À l’automne 1936, dans un contexte général marqué par la montée du nazisme et par le changement de politique extérieure du gouvernement belge (politique dite d’indépendance), les « Anciens Combattants du canton de Houffalize » lancent le projet de commémorer ce fait d’armes et d’honorer le premier Français tombé en Belgique en 1914. Il doit s’agir d’un signe de l’amitié franco-belge. Selon les moyens financiers qui seraient rassemblés sous forme de souscription, le « Comité Sebald » présidé par G. De Greef (aidé par M. Goose, secrétaire-trésorier) envisage indifféremment une plaque ou un monument. L’initiative est placée sous les auspices de l’administration communale, et la présidence d’honneur est attribuée à Justin Dubru, le bourgmestre de la localité en 1914. Ayant obtenu le soutien de l’ambassade de France, les initiateurs mettent sur pied un comité d’honneur où se retrouvent l’ambassadeur de France, le consul général Fernand Sarrien, Paul Van Zeeland, Paul-Henri Spaak, le général Denis, etc.
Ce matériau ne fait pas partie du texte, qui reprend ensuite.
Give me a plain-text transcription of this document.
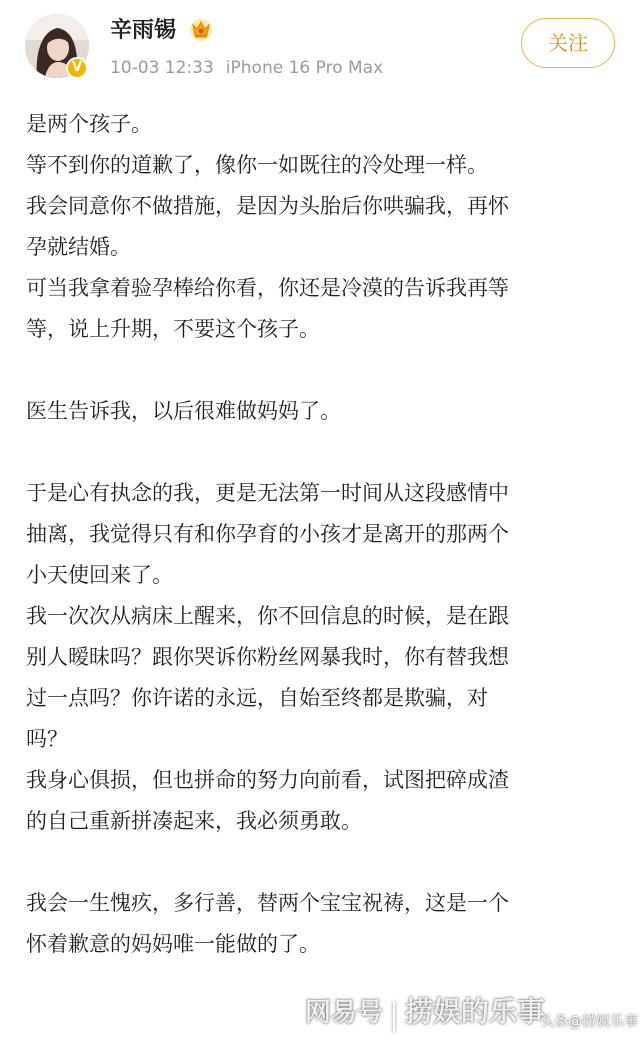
V
辛雨锡
10-03 12:33 iPhone 16 Pro Max
关注

是两个孩子。

等不到你的道歉了，像你一如既往的冷处理一样。

我会同意你不做措施，是因为头胎后你哄骗我，再怀

孕就结婚。

可当我拿着验孕棒给你看，你还是冷漠的告诉我再等

等，说上升期，不要这个孩子。

医生告诉我，以后很难做妈妈了。

于是心有执念的我，更是无法第一时间从这段感情中

抽离，我觉得只有和你孕育的小孩才是离开的那两个

小天使回来了。

我一次次从病床上醒来，你不回信息的时候，是在跟

别人暧昧吗？跟你哭诉你粉丝网暴我时，你有替我想

过一点吗？你许诺的永远，自始至终都是欺骗，对

吗？

我身心俱损，但也拼命的努力向前看，试图把碎成渣

的自己重新拼凑起来，我必须勇敢。

我会一生愧疚，多行善，替两个宝宝祝祷，这是一个

怀着歉意的妈妈唯一能做的了。

网易号 捞娱的乐事
头条@捞娱乐事
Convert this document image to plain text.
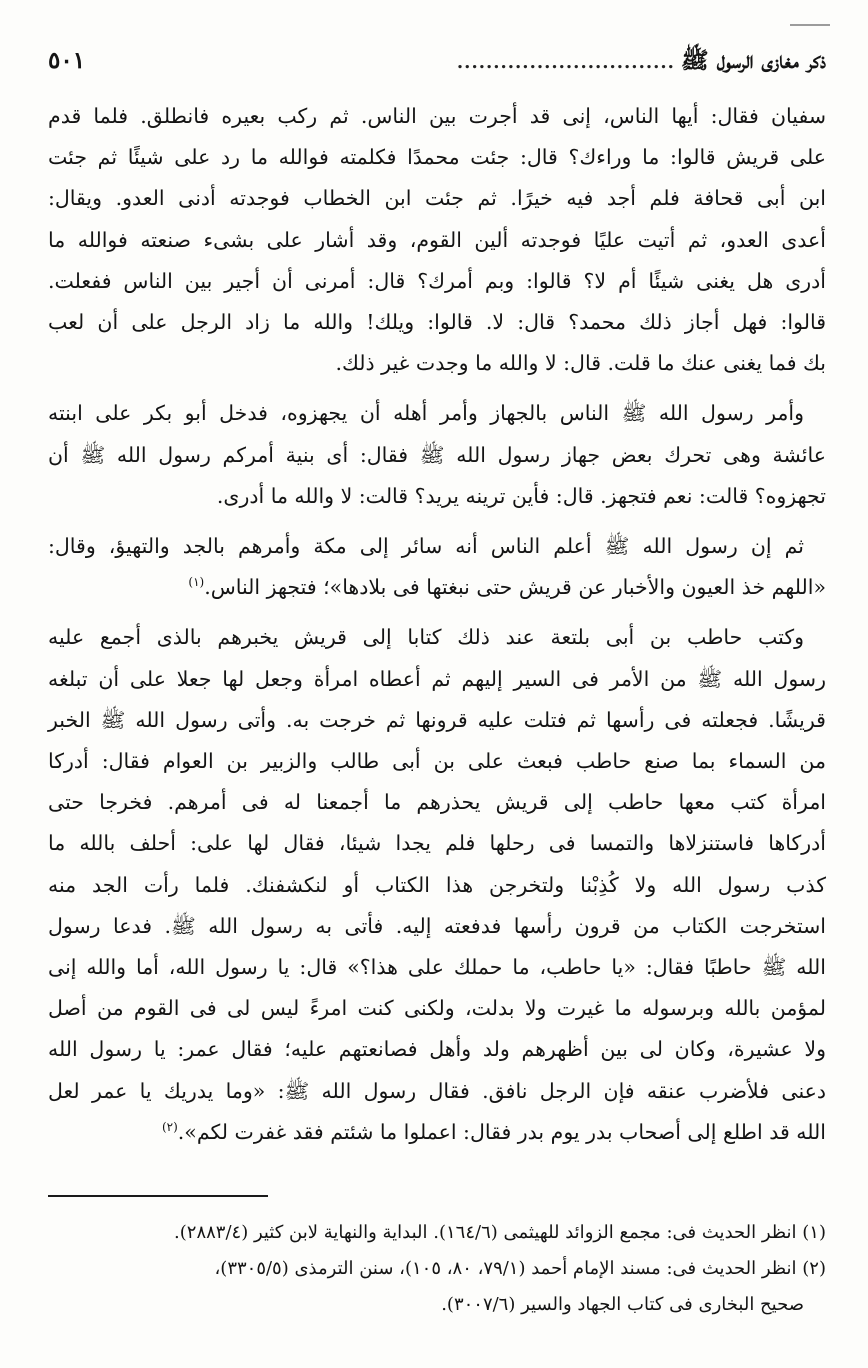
ذكر مغازى الرسول ﷺ
..............................
٥٠١

سفيان فقال: أيها الناس، إنى قد أجرت بين الناس. ثم ركب بعيره فانطلق. فلما قدم

على قريش قالوا: ما وراءك؟ قال: جئت محمدًا فكلمته فوالله ما رد على شيئًا ثم جئت

ابن أبى قحافة فلم أجد فيه خيرًا. ثم جئت ابن الخطاب فوجدته أدنى العدو. ويقال:

أعدى العدو، ثم أتيت عليًا فوجدته ألين القوم، وقد أشار على بشىء صنعته فوالله ما

أدرى هل يغنى شيئًا أم لا؟ قالوا: وبم أمرك؟ قال: أمرنى أن أجير بين الناس ففعلت.

قالوا: فهل أجاز ذلك محمد؟ قال: لا. قالوا: ويلك! والله ما زاد الرجل على أن لعب

بك فما يغنى عنك ما قلت. قال: لا والله ما وجدت غير ذلك.

وأمر رسول الله ﷺ الناس بالجهاز وأمر أهله أن يجهزوه، فدخل أبو بكر على ابنته

عائشة وهى تحرك بعض جهاز رسول الله ﷺ فقال: أى بنية أمركم رسول الله ﷺ أن

تجهزوه؟ قالت: نعم فتجهز. قال: فأين ترينه يريد؟ قالت: لا والله ما أدرى.

ثم إن رسول الله ﷺ أعلم الناس أنه سائر إلى مكة وأمرهم بالجد والتهيؤ، وقال:

«اللهم خذ العيون والأخبار عن قريش حتى نبغتها فى بلادها»؛ فتجهز الناس.$^{(١)}$

وكتب حاطب بن أبى بلتعة عند ذلك كتابا إلى قريش يخبرهم بالذى أجمع عليه

رسول الله ﷺ من الأمر فى السير إليهم ثم أعطاه امرأة وجعل لها جعلا على أن تبلغه

قريشًا. فجعلته فى رأسها ثم فتلت عليه قرونها ثم خرجت به. وأتى رسول الله ﷺ الخبر

من السماء بما صنع حاطب فبعث على بن أبى طالب والزبير بن العوام فقال: أدركا

امرأة كتب معها حاطب إلى قريش يحذرهم ما أجمعنا له فى أمرهم. فخرجا حتى

أدركاها فاستنزلاها والتمسا فى رحلها فلم يجدا شيئا، فقال لها على: أحلف بالله ما

كذب رسول الله ولا كُذِبْنا ولتخرجن هذا الكتاب أو لنكشفنك. فلما رأت الجد منه

استخرجت الكتاب من قرون رأسها فدفعته إليه. فأتى به رسول الله ﷺ. فدعا رسول

الله ﷺ حاطبًا فقال: «يا حاطب، ما حملك على هذا؟» قال: يا رسول الله، أما والله إنى

لمؤمن بالله وبرسوله ما غيرت ولا بدلت، ولكنى كنت امرءً ليس لى فى القوم من أصل

ولا عشيرة، وكان لى بين أظهرهم ولد وأهل فصانعتهم عليه؛ فقال عمر: يا رسول الله

دعنى فلأضرب عنقه فإن الرجل نافق. فقال رسول الله ﷺ: «وما يدريك يا عمر لعل

الله قد اطلع إلى أصحاب بدر يوم بدر فقال: اعملوا ما شئتم فقد غفرت لكم».$^{(٢)}$

(١) انظر الحديث فى: مجمع الزوائد للهيثمى (١٦٤/٦). البداية والنهاية لابن كثير (٢٨٨٣/٤).

(٢) انظر الحديث فى: مسند الإمام أحمد (٧٩/١، ٨٠، ١٠٥)، سنن الترمذى (٣٣٠٥/٥)،

صحيح البخارى فى كتاب الجهاد والسير (٣٠٠٧/٦).
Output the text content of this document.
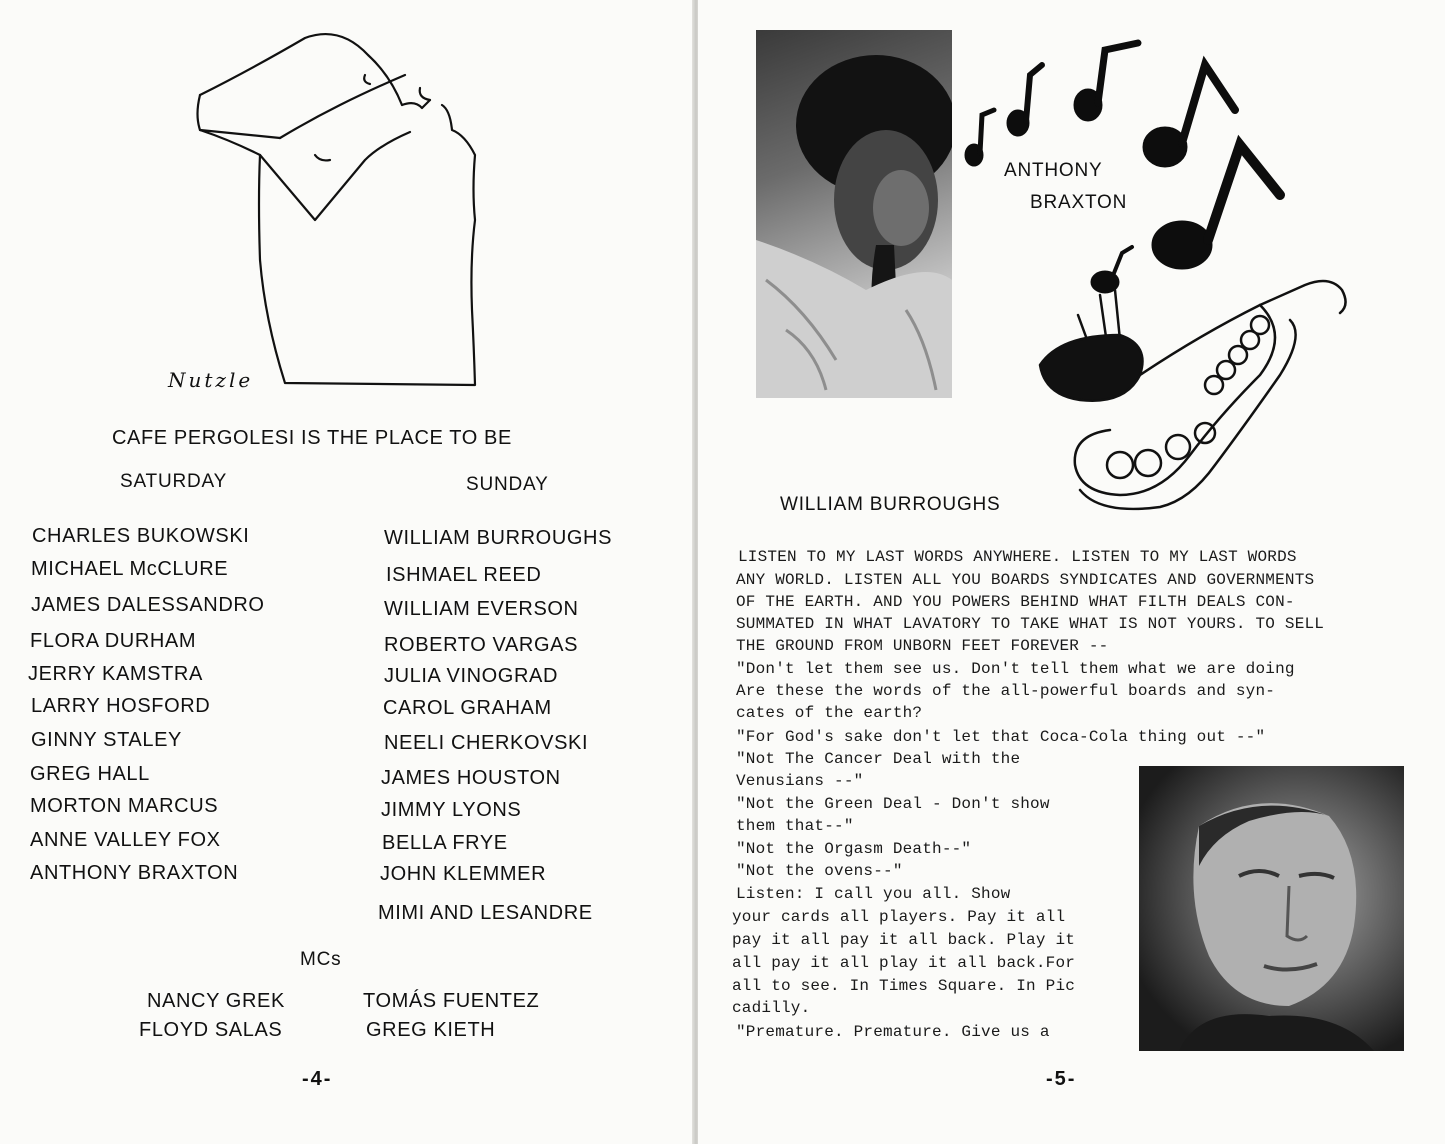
Nutzle
CAFE PERGOLESI IS THE PLACE TO BE
SATURDAY	SUNDAY
CHARLES BUKOWSKI
MICHAEL McCLURE
JAMES DALESSANDRO
FLORA DURHAM
JERRY KAMSTRA
LARRY HOSFORD
GINNY STALEY
GREG HALL
MORTON MARCUS
ANNE VALLEY FOX
ANTHONY BRAXTON
WILLIAM BURROUGHS
ISHMAEL REED
WILLIAM EVERSON
ROBERTO VARGAS
JULIA VINOGRAD
CAROL GRAHAM
NEELI CHERKOVSKI
JAMES HOUSTON
JIMMY LYONS
BELLA FRYE
JOHN KLEMMER
MIMI AND LESANDRE
MCs
NANCY GREK
FLOYD SALAS
TOMÁS FUENTEZ
GREG KIETH
-4-
ANTHONY
BRAXTON
WILLIAM BURROUGHS
LISTEN TO MY LAST WORDS ANYWHERE. LISTEN TO MY LAST WORDS
ANY WORLD. LISTEN ALL YOU BOARDS SYNDICATES AND GOVERNMENTS
OF THE EARTH. AND YOU POWERS BEHIND WHAT FILTH DEALS CON-
SUMMATED IN WHAT LAVATORY TO TAKE WHAT IS NOT YOURS. TO SELL
THE GROUND FROM UNBORN FEET FOREVER --
"Don't let them see us. Don't tell them what we are doing
Are these the words of the all-powerful boards and syn-
cates of the earth?
"For God's sake don't let that Coca-Cola thing out --"
"Not The Cancer Deal with the
Venusians --"
"Not the Green Deal - Don't show
them that--"
"Not the Orgasm Death--"
"Not the ovens--"
Listen: I call you all. Show
your cards all players. Pay it all
pay it all pay it all back. Play it
all pay it all play it all back.For
all to see. In Times Square. In Pic
cadilly.
"Premature. Premature. Give us a
-5-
Le 10 juillet 1938, l’inauguration se déroule en grandes pompes. Quatre jours plus tard, le catholique liégeois Octave Lohest dit toute l’émotion qui l’a gagné lors l’événement, en évoquant l’amitié aux Combattants français. « Cette amitié a reçu dimanche à Houffalize le plus éclatant témoignage. Houffalize avait à toutes ses fenêtres des drapeaux français et belges ; comme en novembre 1918 on criait « vive la France » on répondait « vive la Belgique ». J’étais fier de voir passer en tenue les beaux dragons de France (comme en août 1914). 58.000 Français sont tombés sur notre sol pour sa défense (...) Il y a des heures où le cri de vive la France devient une nécessité (...) ».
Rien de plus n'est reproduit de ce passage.